In recent years, many new imaging methods have been widely applied in the study of cerebral perforating arteries. Liang et al. [36] included 31 healthy subjects and 28 patients with lenticulostriate artery infarction, using 3D-TOF-MRA and three-dimensional fast spin-echo T1WI (3D-FSE T1WI, i.e., GE Healthcare’s CUBE T1) for research, showing that patients with lenticulostriate artery infarction had fewer lenticulostriate arteries on the affected side than the number of lenticulostriate arteries on the healthy side and the same side of healthy subjects. Abnormalities in the Heubner artery can lead to infarction in the centrum semiovale, and abnormalities in the lenticulostriate artery are associated with corona radiata infarction. They believe that HR 3D-FSE T1WI (CUBE T1) can visualize pathological changes in the vessel wall of perforating arteries, while HR 3D-TOF-MRA can specifically detect the number of perforating arteries, both effectively identifying perforating arteries and their types of infarction. Wang et al. used whole-brain high-resolution cardiovascular MRI (WB-HRCMR) to assess changes in lenticulostriate arteries in recent stroke patients, showing that symptomatic intracranial atherosclerotic stenosis (ICAS) lenticulostriate artery plaque characteristics were more pronounced and shorter in length compared to asymptomatic ICAS, and believed that the average length of the lenticulostriate artery is an independent predictor of stroke.
3. Conclusion
Different types of infarction occur in perforating arteries: the types of infarction in the lenticulostriate artery blood supply area include lacunar infarction, BAD type infarction, and SCI; unilateral occlusion of the Heubner artery can lead to contralateral arm paralysis, facial paralysis, dysarthria, and hemiballismus, while bilateral damage can lead to akinetic mutism; AChA lesions can cause contralateral limb paralysis, contralateral sensory loss, and homonymous hemianopia, known as AChA syndrome; infarction of the medullary branches can cause unique branch infarcts almost vertical to the ventricles and can also lead to boundary zone infarction in the centrum semiovale and corona radiata.
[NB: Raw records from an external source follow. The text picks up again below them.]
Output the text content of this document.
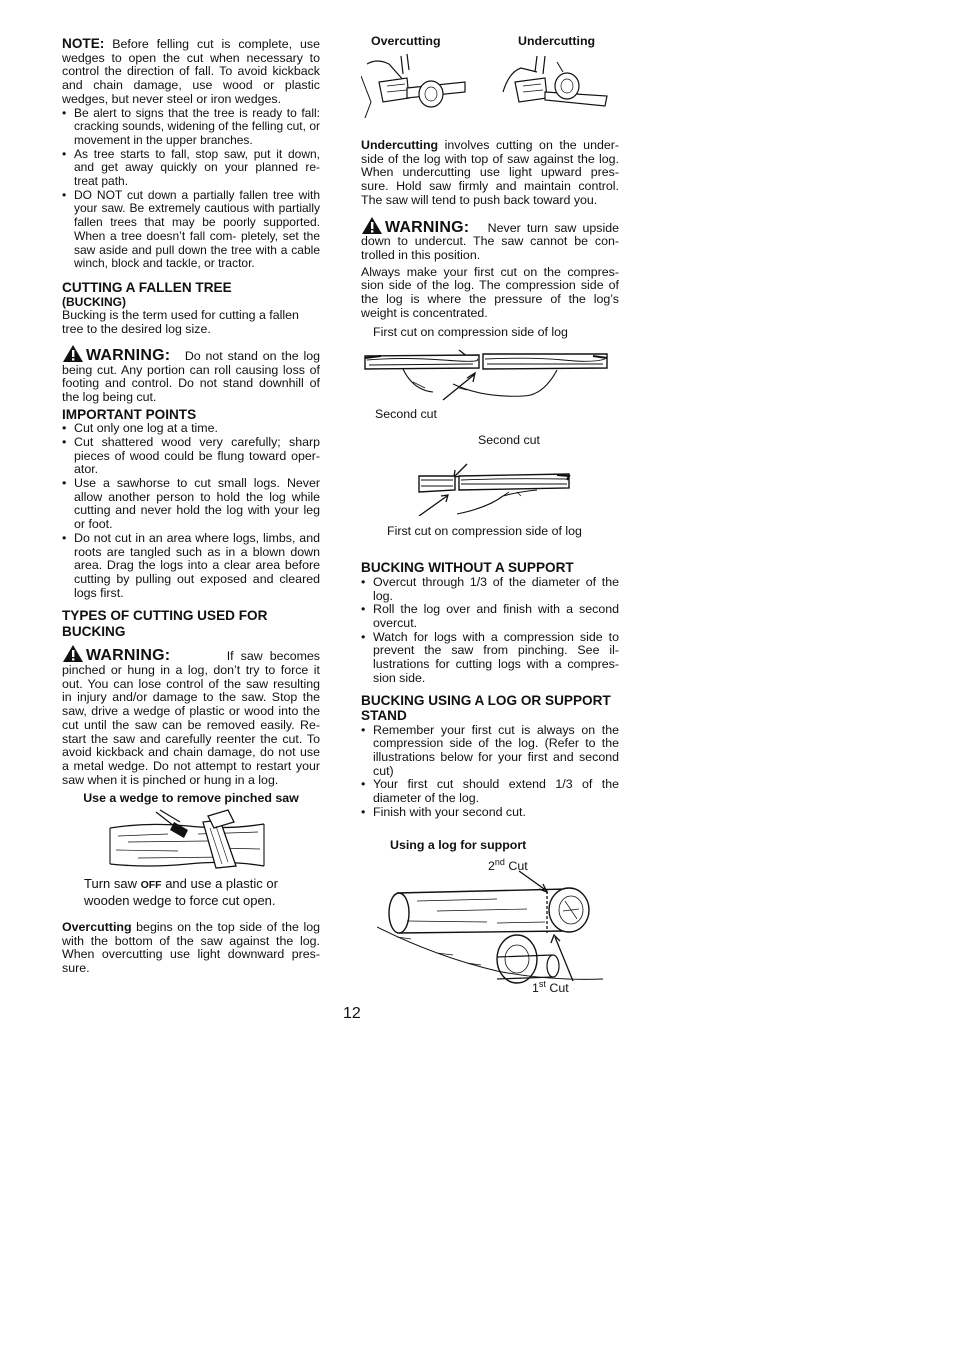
NOTE: Before felling cut is complete, use wedges to open the cut when necessary to control the direction of fall. To avoid kickback and chain damage, use wood or plastic wedges, but never steel or iron wedges.

• Be alert to signs that the tree is ready to fall: cracking sounds, widening of the felling cut, or movement in the upper branches.
• As tree starts to fall, stop saw, put it down, and get away quickly on your planned re- treat path.
• DO NOT cut down a partially fallen tree with your saw. Be extremely cautious with partially fallen trees that may be poorly supported. When a tree doesn’t fall com- pletely, set the saw aside and pull down the tree with a cable winch, block and tackle, or tractor.
CUTTING A FALLEN TREE
(BUCKING)

Bucking is the term used for cutting a fallen tree to the desired log size.

WARNING: Do not stand on the log being cut. Any portion can roll causing loss of footing and control. Do not stand downhill of the log being cut.

IMPORTANT POINTS
• Cut only one log at a time.
• Cut shattered wood very carefully; sharp pieces of wood could be flung toward oper- ator.
• Use a sawhorse to cut small logs. Never allow another person to hold the log while cutting and never hold the log with your leg or foot.
• Do not cut in an area where logs, limbs, and roots are tangled such as in a blown down area. Drag the logs into a clear area before cutting by pulling out exposed and cleared logs first.
TYPES OF CUTTING USED FOR BUCKING

WARNING:	If saw becomes pinched or hung in a log, don’t try to force it out. You can lose control of the saw resulting in injury and/or damage to the saw. Stop the saw, drive a wedge of plastic or wood into the cut until the saw can be removed easily. Re- start the saw and carefully reenter the cut. To avoid kickback and chain damage, do not use a metal wedge. Do not attempt to restart your saw when it is pinched or hung in a log.

Use a wedge to remove pinched saw

Turn saw OFF and use a plastic or wooden wedge to force cut open.

Overcutting begins on the top side of the log with the bottom of the saw against the log. When overcutting use light downward pres- sure.

Overcutting	Undercutting

Undercutting involves cutting on the under- side of the log with top of saw against the log. When undercutting use light upward pres- sure. Hold saw firmly and maintain control. The saw will tend to push back toward you.

WARNING: Never turn saw upside down to undercut. The saw cannot be con- trolled in this position.

Always make your first cut on the compres- sion side of the log. The compression side of the log is where the pressure of the log’s weight is concentrated.

First cut on compression side of log
Second cut
Second cut
First cut on compression side of log
BUCKING WITHOUT A SUPPORT
• Overcut through 1/3 of the diameter of the log.
• Roll the log over and finish with a second overcut.
• Watch for logs with a compression side to prevent the saw from pinching. See il- lustrations for cutting logs with a compres- sion side.
BUCKING USING A LOG OR SUPPORT STAND
• Remember your first cut is always on the compression side of the log. (Refer to the illustrations below for your first and second cut)
• Your first cut should extend 1/3 of the diameter of the log.
• Finish with your second cut.
Using a log for support
2nd Cut
1st Cut
12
Perforating arteries are terminal arteries, and acute ischemia can lead to lacunar infarction, while chronic ischemia can result in leukoaraiosis, which is more commonly seen clinically. Leukoaraiosis primarily occurs in the periventricular and deep white matter regions, both of which are watershed areas. Any diffuse arterial disease will exacerbate their perfusion pressure, making them susceptible to chronic ischemic damage. New neuroimaging techniques (such as 7T 2D-PC-MRI, HR 3D-TOF-MRA, HR 3D-FSE T1WI, etc.) help to determine early lesions in perforating arteries and can detect the occurrence and development of diseases at an early stage.